Apabila nilai tolerance lebih dari 0.10 dan VIF kurang dari 10 maka
terjadi multikolineritas.
b. Uji Heterokedastisitas
Ghozali (2001) untuk heterokedasitas bertujuan untuk menguji
apakah dakam model regresi terjadi kesamaan varians dari residual
suatu pengamatan ke pengamatan yang lain. Jika varians dari residual
satu kep engamatan yang lain tetap maka disebut homokedastisitas, jika
berbeda disebut heterokedasitas. Model yang baik adalah
homokedesitas atau tidak terjadi heterokedasitas. Utuk mendeteksi ada
atau tidaknya heterokedastisitas maka dengan melihat grafik plot antara
lain orediksi variabel terikat dengan residualnya. Dasar analisisnya
yaitu apabila tidak ada pola yang jelas, serta titik-titik menyebar diatas
fan dibawah angka 0 pada sumbu y maka terjadi heterokedastisitas.
4. Uji Hipotesis
Dalam pengolahan data penelitian ini menggunakan metode analisis
regresi berganda dengan menggunakan uji T dan uji F, dasar pengambilan
keputusan adalah apabila signifikan lebih kecil dari 0,05 maka Ha diterima,
sebaliknya jika signifikan lebih besar dari 0,05 maka Ha ditolak (santoso,
2000).
a. Regresi Berganda
b. Uji Statistik t
Uji t-statistik digunakan untuk mengetahui apakah variabel
independen sencara individual berpengaruh secara signifikan
terhadap variabel dependen. Jika nilai t hitung kebih kecil dari t tabel
pada taraf signifikan 0,05 maka Ha ditolak. Sedangkan jika nilai t
hitung lebih besar dari tabel maka Ha diterima (Ghozali, 2005).

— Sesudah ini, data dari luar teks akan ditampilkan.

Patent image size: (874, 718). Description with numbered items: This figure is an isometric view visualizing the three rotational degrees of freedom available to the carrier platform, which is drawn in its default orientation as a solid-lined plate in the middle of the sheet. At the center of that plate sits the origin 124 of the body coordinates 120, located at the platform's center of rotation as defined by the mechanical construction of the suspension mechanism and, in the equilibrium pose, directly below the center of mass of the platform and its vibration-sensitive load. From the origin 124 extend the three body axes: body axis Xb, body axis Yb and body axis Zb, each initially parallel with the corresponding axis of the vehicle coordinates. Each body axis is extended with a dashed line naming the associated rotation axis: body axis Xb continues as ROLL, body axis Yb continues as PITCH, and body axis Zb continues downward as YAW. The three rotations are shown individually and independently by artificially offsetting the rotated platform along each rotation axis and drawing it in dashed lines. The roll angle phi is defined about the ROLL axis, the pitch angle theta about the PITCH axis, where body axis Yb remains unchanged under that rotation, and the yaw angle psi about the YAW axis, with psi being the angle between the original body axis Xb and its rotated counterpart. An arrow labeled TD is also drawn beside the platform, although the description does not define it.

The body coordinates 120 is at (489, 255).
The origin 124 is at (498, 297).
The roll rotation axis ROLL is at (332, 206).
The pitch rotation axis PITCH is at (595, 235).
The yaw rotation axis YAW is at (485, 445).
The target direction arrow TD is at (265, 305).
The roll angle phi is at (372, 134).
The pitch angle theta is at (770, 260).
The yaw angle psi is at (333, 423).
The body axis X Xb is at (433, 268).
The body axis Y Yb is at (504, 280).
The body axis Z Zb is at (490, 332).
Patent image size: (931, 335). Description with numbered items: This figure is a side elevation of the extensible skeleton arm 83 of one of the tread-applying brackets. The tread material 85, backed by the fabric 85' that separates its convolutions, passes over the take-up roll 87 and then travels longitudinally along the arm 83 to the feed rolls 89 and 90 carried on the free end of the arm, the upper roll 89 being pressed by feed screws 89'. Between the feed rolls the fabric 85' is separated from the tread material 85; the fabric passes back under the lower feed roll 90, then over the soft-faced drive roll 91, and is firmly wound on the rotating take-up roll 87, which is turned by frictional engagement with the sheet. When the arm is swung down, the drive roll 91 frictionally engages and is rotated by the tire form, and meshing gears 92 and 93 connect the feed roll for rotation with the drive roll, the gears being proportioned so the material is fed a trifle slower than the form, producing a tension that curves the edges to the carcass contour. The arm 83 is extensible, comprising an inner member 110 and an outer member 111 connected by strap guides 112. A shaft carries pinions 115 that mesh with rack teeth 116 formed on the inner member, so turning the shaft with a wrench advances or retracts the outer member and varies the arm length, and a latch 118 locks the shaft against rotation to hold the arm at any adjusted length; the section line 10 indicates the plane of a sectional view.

c. Uji Statistik Fisher (F)
Uji F dasarnya digunakan untuk melihat apakah variabel
independen secara simultan dapat memprediksi atau memiliki
pengaruh terhadap variabel dependen. Dengan syarat jika
probabilitas memenuhi syarat signifikan lebih kecil dari 0,05
atau dapat dilihat dari nilai F hitung lebih besar daripada nilai F
tabel pada signifikasi 5% (Ghozali, 2005).
E. Definisi Operasional Variabel
a. Pengalaman audit
Pengalaman adalah keseluruhan pelajaran yang dipetik oleh seseorang dari
peristiwa-peristiwa yang dialama dalam perjalanan hidupnya (Anoraga, 1995:47
dalam Widiyanto dan Yuhertian, 2005). Variabel pengalaman audit ini diukur
berdasarkan jangka waktu (tahun) berapa lama seorang auditor bekerja.
b. Komitmen Profesional
Variabel ini merupakan varibel independen yang dioperasionalkan dengan
tingkat identifikasi komitmen dan keterlibatan individu dalam profesi. Variabel ini
diukur dengan menggunakan 14 item pertanyaan yang diadopsi dari Widyastuti
(2011).
c. Orientasi Etika
Variabel ini menggunakan instrument yang diadopsi oleh Sasongko yaitu Ethics
Position Questionaire (EPQ) yang terdiri dari 18 item kuesioner. EPQ telah banyak
digunakan untuk mengukur idealism dan relativisme, yang merupakan dua faktor
dasar yang paling dari nilai individual. Sepuluh item kuesioner pertama tentang
konstruk idealism versus pragmatism dan delapan kueisoner berikutnya tentang
relativism versus absolutism.
d. Pengambilan keputusan etis
Pengambilan keputusan etis merupakan respon auditor dalam situasi dilemma
etika. Sejauh mana audior mau memenuhi tekanan klien dalam situasi konflik yaitu
situasi yang terjadi ketika auditor dan klien tidak sepakat dalam satu aspek fungsi
atestasi yang merupakan indikator perilaku auditor dalam pengamilan keputusan
etis. Variabel ini diukur dengan instrument yang diadaptasi dari Sims (1999) dan
disusun oleh peneliti sendiri. Penggunaan skenario dilemma etika telah banyak
digunakan dalam penelitian tentang pengambilan keputusan etis (Ford dan
Richardson, 1994; Louwers, Ponemon dan Radtke, 1997; Loe et al, 2000).
Penggunaan skenario ini akan membantu untuk menstandarisasikan stimulus sosial
dari responden dan oada saat bersamaan merupakan gambaran yang lebih nyata
dalam proses pengambilan keputusan etis.